Der Berufungswerber hat gemäß § 65 VStG keinen Beitrag zu den Kosten des Berufungsverfahrens zu leisten.
Begründung:
Mit Strafverfügung vom 3.6.1993, Zahl Cst 3678/ML/93, erkannte die Bundespolizeidirektion Wien, Bezirkspolizeikommissariat Meidling, den
Berufungswerber schuldig, er habe "am 18.05.1993 um 16.40 Uhr in Wien, H-gasse das (mit dem) Kraftfahrzeug mit dem Kennzeichen W 50 als Zulassungsbesitzer nicht dafür gesorgt, daß am Fahrzeug eine den Vorschriften entsprechende Begutachtungsplakette (§ 57a Abs 5 und 6 KFG 1967) angebracht war", wodurch er eine Verwaltungsübertretung nach "§ 134 in Verbindung mit § 103 Abs 1 in Verbindung mit § 36 lit e" KFG 1967 begangen habe.
Im angefochtenen Straferkenntnis wurde dem Berufungswerber folgendes zur Last gelegt:
"Sie haben am 18.5.93 um 16.40 Uhr in Wien, H-gasse das KFZ W 50 abgestellt gehabt und fehlte an diesem Fahrzeug eine gültige Begutachtungsplakette."
Wegen Übertretung des § 36 lit e KFG wurde gemäß § 134 KFG eine Geldstrafe von S 1.000,-- (Ersatzfreiheitsstrafe: 60 Stunden) verhängt und gemäß § 64 VStG ein Verfahrenskostenbeitrag von S 100,--
(= 10 % der verhängten Geldstrafe) vorgeschrieben.
Der unabhängige Verwaltungssenat hat auf Grund der dagegen fristgerecht erhobenen Berufung erwogen:
Die Verpflichtung zur Einhaltung des Gebotes des § 36 lit e KFG 1967 trifft zufolge § 102 Abs 1 erster Satz und § 103 Abs 1 erster Satz KFG 1967 sowohl den "Lenker" als auch den "Zulassungsbesitzer" eines Kraftfahrzeuges. Nach der erstzitierten Gesetzesstelle darf nämlich der Kraftfahrzeuglenker ein Kraftfahrzeug erst in Betrieb nehmen, wenn er sich, soweit dies zumutbar ist, davon überzeugt hat, daß das von ihm zu lenkende Kraftfahrzeug und ein mit diesem zu ziehender Anhänger sowie deren Beladung den hiefür in Betracht kommenden Vorschriften entsprechen, während gemäß der zuletzt zitierten Bestimmung der Zulassungsbesitzer eines Kraftfahrzeuges oder eines Anhängers dafür zu sorgen hat, daß das Fahrzeug und seine Beladung den Vorschriften dieses Bundesgesetzes und der auf Grund dieses Bundesgesetzes erlassenen Verordnungen entspricht.

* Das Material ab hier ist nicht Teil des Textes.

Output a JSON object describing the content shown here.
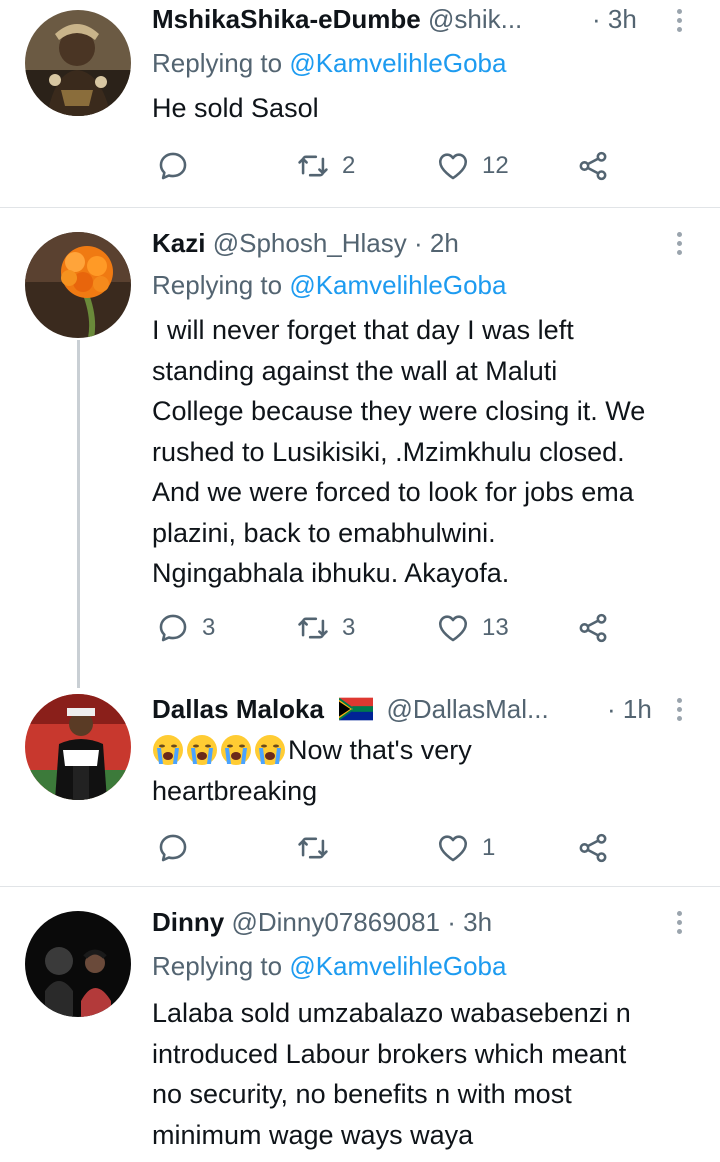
{
  "tweets": [
    {
      "name": "MshikaShika-eDumbe",
      "handle": "@shik...",
      "time": "· 3h",
      "replying_label": "Replying to",
      "replying_to": "@KamvelihleGoba",
      "text": "He sold Sasol",
      "reply_count": "",
      "retweet_count": "2",
      "like_count": "12"
    },
    {
      "name": "Kazi",
      "handle": "@Sphosh_Hlasy",
      "time": "· 2h",
      "replying_label": "Replying to",
      "replying_to": "@KamvelihleGoba",
      "text_lines": [
        "I will never forget that day I was left",
        "standing against the wall at Maluti",
        "College because they were closing it. We",
        "rushed to Lusikisiki, .Mzimkhulu closed.",
        "And we were forced to look for  jobs ema",
        "plazini, back to emabhulwini.",
        "Ngingabhala ibhuku. Akayofa."
      ],
      "reply_count": "3",
      "retweet_count": "3",
      "like_count": "13"
    },
    {
      "name": "Dallas Maloka",
      "handle": "@DallasMal...",
      "time": "· 1h",
      "text_after_emoji": "Now that's very",
      "text_line2": "heartbreaking",
      "reply_count": "",
      "retweet_count": "",
      "like_count": "1"
    },
    {
      "name": "Dinny",
      "handle": "@Dinny07869081",
      "time": "· 3h",
      "replying_label": "Replying to",
      "replying_to": "@KamvelihleGoba",
      "text_lines": [
        "Lalaba sold umzabalazo wabasebenzi n",
        "introduced Labour brokers which meant",
        "no security, no benefits n with most",
        "minimum wage ways waya"
      ]
    }
  ],
  "colors": {
    "text": "#0f1419",
    "secondary": "#536471",
    "link": "#1d9bf0",
    "divider": "#e1e4e7",
    "thread_line": "#c9cfd4"
  },
  "icons": [
    "reply-icon",
    "retweet-icon",
    "like-icon",
    "share-icon",
    "more-options-icon",
    "south-africa-flag-icon",
    "crying-face-emoji"
  ]
}
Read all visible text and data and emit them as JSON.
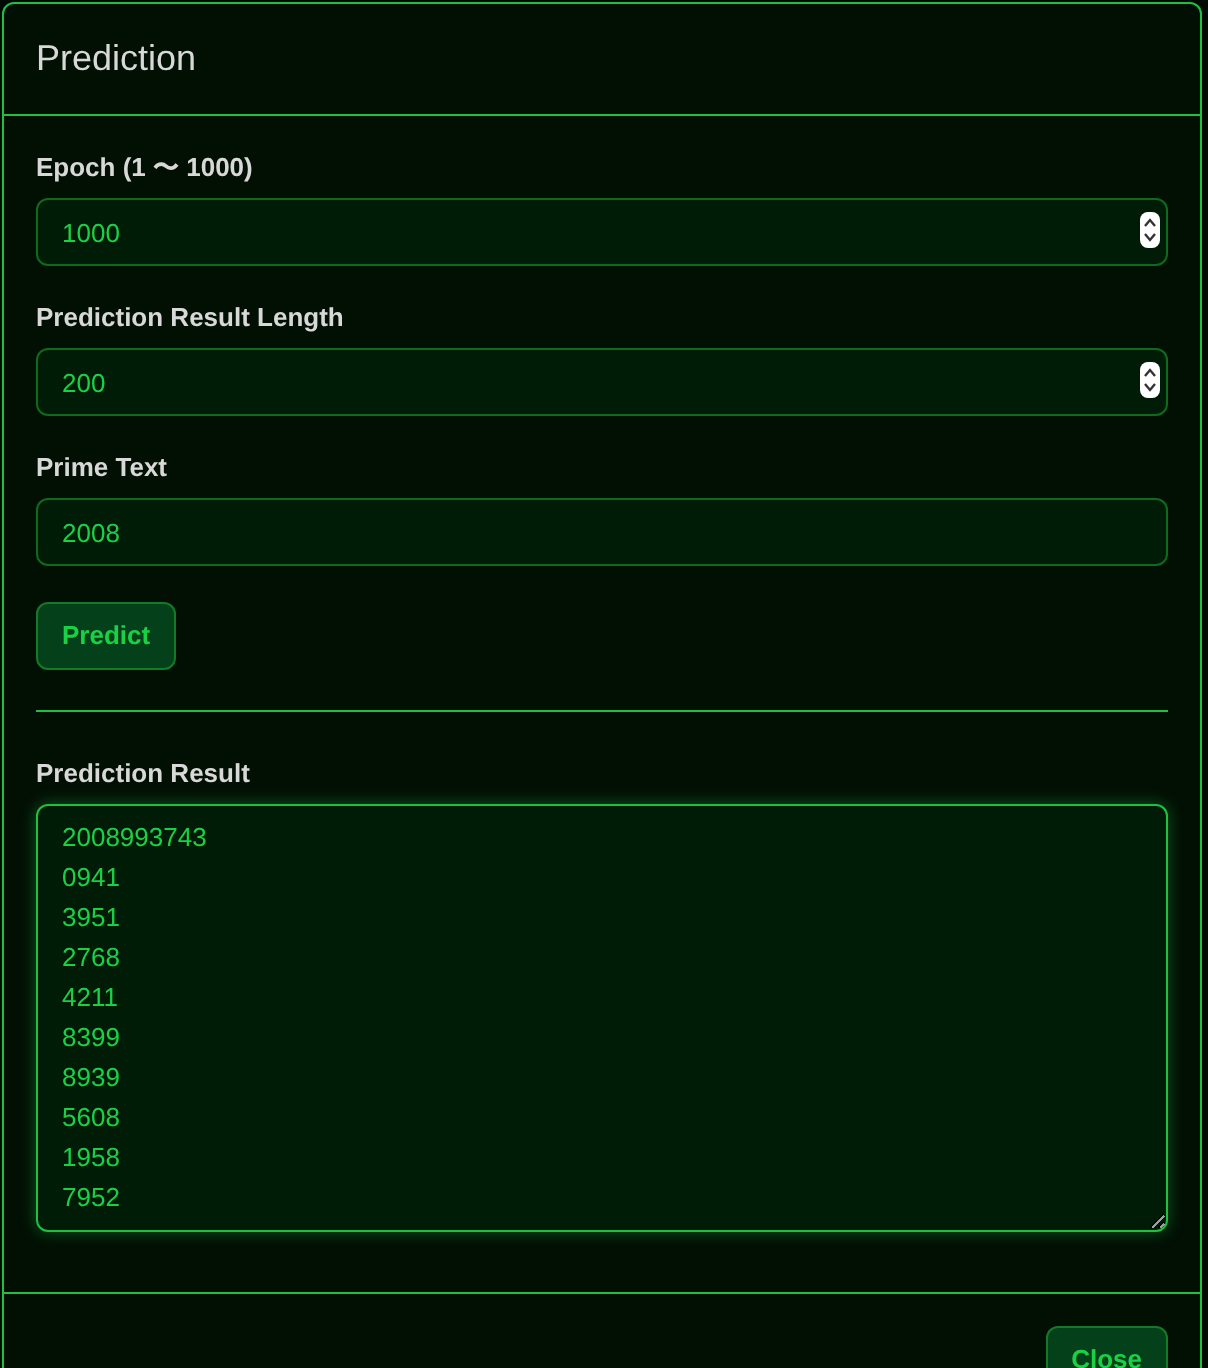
{
  "dialog": {
    "title": "Prediction"
  },
  "fields": [
    {
      "kind": "number",
      "label": "Epoch (1 〜 1000)",
      "value": "1000"
    },
    {
      "kind": "number",
      "label": "Prediction Result Length",
      "value": "200"
    },
    {
      "kind": "text",
      "label": "Prime Text",
      "value": "2008"
    }
  ],
  "predict_button": "Predict",
  "result": {
    "label": "Prediction Result",
    "lines": [
      "2008993743",
      "0941",
      "3951",
      "2768",
      "4211",
      "8399",
      "8939",
      "5608",
      "1958",
      "7952"
    ]
  },
  "footer_buttons": [
    "Close"
  ]
}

Jeweils wesentliches Tatbestandsmerkmal für die Subsumtion einer Verwaltungsübertretung unter § 102 Abs 1 erster Satz oder § 103 Abs 1
erster Satz KFG 1967 (jeweils in Verbindung mit § 36 lit e leg cit) ist daher, in welcher Eigenschaft jemand gegen kraftfahrrechtliche Vorschriften verstoßen hat. Sowohl beim Tatbestand des § 102 Abs 1 als auch bei jenem des § 103 Abs 1 KFG 1967 ist die spruchgemäße Feststellung, daß der Beschuldigte "als Lenker" bzw "als Zulassungsbesitzer" zur Verantwortung gezogen wird, im Sinne des § 44a Z 1 VStG unerläßlich (vgl ua VwGH 9.12.1983, 82/02/0003; 22.2.1985, 85/18/0080).
Eine derartige konkrete Feststellung läßt der Spruch des angefochtenen Straferkenntnisses allerdings vermissen, wobei die Wendung "Sie haben ... das KFZ ... abgestellt gehabt" eher darauf hindeutet, daß der Berufungswerber als Lenker bestraft werden sollte.

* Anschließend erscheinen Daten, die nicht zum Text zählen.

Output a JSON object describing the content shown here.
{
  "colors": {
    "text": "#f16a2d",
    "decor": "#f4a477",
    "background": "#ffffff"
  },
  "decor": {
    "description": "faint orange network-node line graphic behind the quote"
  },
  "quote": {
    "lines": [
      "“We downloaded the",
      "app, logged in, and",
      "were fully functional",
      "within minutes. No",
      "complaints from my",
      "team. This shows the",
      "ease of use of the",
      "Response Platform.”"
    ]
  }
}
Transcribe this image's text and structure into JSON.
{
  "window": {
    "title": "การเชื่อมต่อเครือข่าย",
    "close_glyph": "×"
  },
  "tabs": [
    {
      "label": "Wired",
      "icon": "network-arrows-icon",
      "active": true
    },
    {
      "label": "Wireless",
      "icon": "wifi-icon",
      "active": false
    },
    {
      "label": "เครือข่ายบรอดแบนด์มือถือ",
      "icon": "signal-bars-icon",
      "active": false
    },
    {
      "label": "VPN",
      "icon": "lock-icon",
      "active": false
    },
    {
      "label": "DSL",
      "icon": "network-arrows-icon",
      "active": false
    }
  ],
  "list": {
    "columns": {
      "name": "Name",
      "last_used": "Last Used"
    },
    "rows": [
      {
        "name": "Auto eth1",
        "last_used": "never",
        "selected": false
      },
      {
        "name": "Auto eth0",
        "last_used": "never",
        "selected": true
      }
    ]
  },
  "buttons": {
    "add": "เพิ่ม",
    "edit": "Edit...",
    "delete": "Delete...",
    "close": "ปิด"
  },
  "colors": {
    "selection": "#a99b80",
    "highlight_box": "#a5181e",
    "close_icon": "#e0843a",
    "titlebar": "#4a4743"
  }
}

Die Anzeige erfolgte jedenfalls gegen den Zulassungsbesitzer, was auch aus der Strafverfügung vom 3.6.1993 hervorgeht. Da nicht ausgeschlossen werden kann, daß dem Berufungswerber im angefochtenen Straferkenntnis eine andere als die von ihm tatsächlich
begangene Verwaltungsübertretung vorgeworfen wurde, war dem unabhängigen Verwaltungssenat wegen der Gefahr einer unzulässigen Tatauswechslung die entsprechende Spruchabänderung verwehrt. Es war daher spruchgemäß zu entscheiden.